Re: Document AI

c0nfusi0n9822 · 02-23-2024 02:36 AM

Hello guys,

I'm trying to set up Document AI, but I get the following error:

raise exceptions.from_grpc_error(exc) from exc
google.api_core.exceptions.Unknown: None Stream removed

This is my code:

from google.cloud import documentai, storage
from google.api_core.client_options import ClientOptions
from my_module import join_blob_paths

def parse_pdf(
    config: Config,
    source_blob: storage.Blob,
    destination_blob: storage.Blob,
    parsing_timeout: int
) -> list[str]:
   
    project = config.PROJECT
    location = config.REGION
    processor_id = config.PROCESSOR_ID
    input_mime_type = "application/pdf"

    gcs_source_uri = f"gs://{join_blob_paths(source_blob.bucket.name, source_blob.name)}"
    gcs_destination_uri = f"gs://{join_blob_paths(destination_blob.bucket.name, destination_blob.name)}"

    # initialize the client for Document AI
    opts = ClientOptions(api_endpoint=f"{location}-documentai.googleapis.com")
    client = documentai.DocumentProcessorServiceClient(client_options=opts)

    # configure the source bucket location
    if not gcs_source_uri.endswith("/") and "." in gcs_source_uri:
        # specific GCS URIs to process individual documents
        gcs_document = documentai.GcsDocument(
            gcs_uri=gcs_source_uri, mime_type=input_mime_type
        )
        # loading GCS Input URI into a list of document files
        gcs_documents = documentai.GcsDocuments(documents=[gcs_document])
        input_config = documentai.BatchDocumentsInputConfig(gcs_documents=gcs_documents)
    else:
        # GCS URI Prefix to process an entire directory
        gcs_prefix = documentai.GcsPrefix(gcs_uri_prefix=gcs_source_uri)
        input_config = documentai.BatchDocumentsInputConfig(gcs_prefix=gcs_prefix)

    # configure Cloud Storage URI for the Output Directory
    gcs_output_config = documentai.DocumentOutputConfig.GcsOutputConfig(
        gcs_uri=gcs_destination_uri
    )

    # set the location where to write results
    output_config = documentai.DocumentOutputConfig(gcs_output_config=gcs_output_config)
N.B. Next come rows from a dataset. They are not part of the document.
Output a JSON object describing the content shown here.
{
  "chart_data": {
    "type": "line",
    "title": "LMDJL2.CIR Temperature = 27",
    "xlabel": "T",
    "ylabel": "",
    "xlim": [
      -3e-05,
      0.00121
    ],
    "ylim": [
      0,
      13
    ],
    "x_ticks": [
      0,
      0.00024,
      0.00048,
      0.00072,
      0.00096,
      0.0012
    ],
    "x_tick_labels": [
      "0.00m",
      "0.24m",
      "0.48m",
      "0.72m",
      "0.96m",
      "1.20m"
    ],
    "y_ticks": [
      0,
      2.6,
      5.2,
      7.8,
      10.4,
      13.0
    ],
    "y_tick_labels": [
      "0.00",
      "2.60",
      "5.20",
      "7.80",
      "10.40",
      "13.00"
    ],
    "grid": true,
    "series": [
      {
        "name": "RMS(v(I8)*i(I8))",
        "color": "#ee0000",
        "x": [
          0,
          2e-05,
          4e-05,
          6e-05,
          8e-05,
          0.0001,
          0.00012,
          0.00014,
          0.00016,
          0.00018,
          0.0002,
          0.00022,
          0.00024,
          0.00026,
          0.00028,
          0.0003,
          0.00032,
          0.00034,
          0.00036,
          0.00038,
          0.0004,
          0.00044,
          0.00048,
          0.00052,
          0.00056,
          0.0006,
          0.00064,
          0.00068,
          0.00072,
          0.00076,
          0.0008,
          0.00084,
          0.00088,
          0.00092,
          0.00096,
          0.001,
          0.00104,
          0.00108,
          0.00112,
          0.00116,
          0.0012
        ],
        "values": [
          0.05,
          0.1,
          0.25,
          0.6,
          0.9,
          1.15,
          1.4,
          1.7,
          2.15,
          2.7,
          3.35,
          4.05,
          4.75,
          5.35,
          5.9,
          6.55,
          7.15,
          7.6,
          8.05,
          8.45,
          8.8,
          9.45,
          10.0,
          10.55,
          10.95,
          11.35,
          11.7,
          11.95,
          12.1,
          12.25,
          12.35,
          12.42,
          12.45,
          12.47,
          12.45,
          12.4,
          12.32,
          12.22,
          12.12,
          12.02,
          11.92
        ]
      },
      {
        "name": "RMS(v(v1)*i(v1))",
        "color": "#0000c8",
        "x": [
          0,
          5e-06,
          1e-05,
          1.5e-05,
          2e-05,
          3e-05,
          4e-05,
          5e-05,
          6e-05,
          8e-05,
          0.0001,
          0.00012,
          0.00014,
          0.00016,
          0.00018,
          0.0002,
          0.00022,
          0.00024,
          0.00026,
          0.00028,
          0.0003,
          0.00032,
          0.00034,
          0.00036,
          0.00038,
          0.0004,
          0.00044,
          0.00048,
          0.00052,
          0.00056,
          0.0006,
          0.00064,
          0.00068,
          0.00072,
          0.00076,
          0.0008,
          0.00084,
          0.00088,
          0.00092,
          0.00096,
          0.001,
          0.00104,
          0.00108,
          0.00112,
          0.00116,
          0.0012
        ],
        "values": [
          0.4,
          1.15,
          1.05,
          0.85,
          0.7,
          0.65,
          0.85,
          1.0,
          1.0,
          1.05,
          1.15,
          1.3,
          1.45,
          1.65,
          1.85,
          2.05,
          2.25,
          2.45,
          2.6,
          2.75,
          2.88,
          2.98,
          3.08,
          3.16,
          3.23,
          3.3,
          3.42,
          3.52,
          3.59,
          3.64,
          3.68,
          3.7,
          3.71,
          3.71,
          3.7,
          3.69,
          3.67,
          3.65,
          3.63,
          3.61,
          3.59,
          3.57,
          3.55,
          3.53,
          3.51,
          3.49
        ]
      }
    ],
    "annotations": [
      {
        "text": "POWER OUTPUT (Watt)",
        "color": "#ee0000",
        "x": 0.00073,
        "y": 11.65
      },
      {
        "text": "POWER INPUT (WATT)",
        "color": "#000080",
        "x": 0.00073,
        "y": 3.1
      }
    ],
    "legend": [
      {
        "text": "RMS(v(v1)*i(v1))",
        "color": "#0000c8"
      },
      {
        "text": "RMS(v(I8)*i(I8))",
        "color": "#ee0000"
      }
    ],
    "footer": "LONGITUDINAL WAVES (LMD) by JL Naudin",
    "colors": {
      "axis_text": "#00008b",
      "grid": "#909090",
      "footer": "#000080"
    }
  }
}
    # set the full resource name of the processor
    name = client.processor_path(project, location, processor_id)

    # process request
    request = documentai.BatchProcessRequest(
        name=name,
        input_documents=input_config,
        document_output_config=output_config,
    )

    # set the client to asynchronously process the PDF
    operation = client.batch_process_documents(request)

    # wait for the operation to complete
    try:
        logger.info(f"Waiting for the operation {operation.operation.name} to finish")
        result = operation.result(timeout=parsing_timeout)
        logger.info(f"Results saved in {gcs_destination_uri}")
    except (RetryError, InternalServerError) as e:
        logger.error(e.message)

    return result

nimrah-waqar

To troubleshoot the google.api_core.exceptions.Unknown error with Document AI:

Check API endpoint and processor ID.
Verify authentication and permissions.
Review input and output configurations.
Implement robust error handling and retry logic.
Consult Google Cloud documentation for guidance.

c0nfusi0n9822

Can you please check the provided code and let me know if everything is alright in terms of setting it up?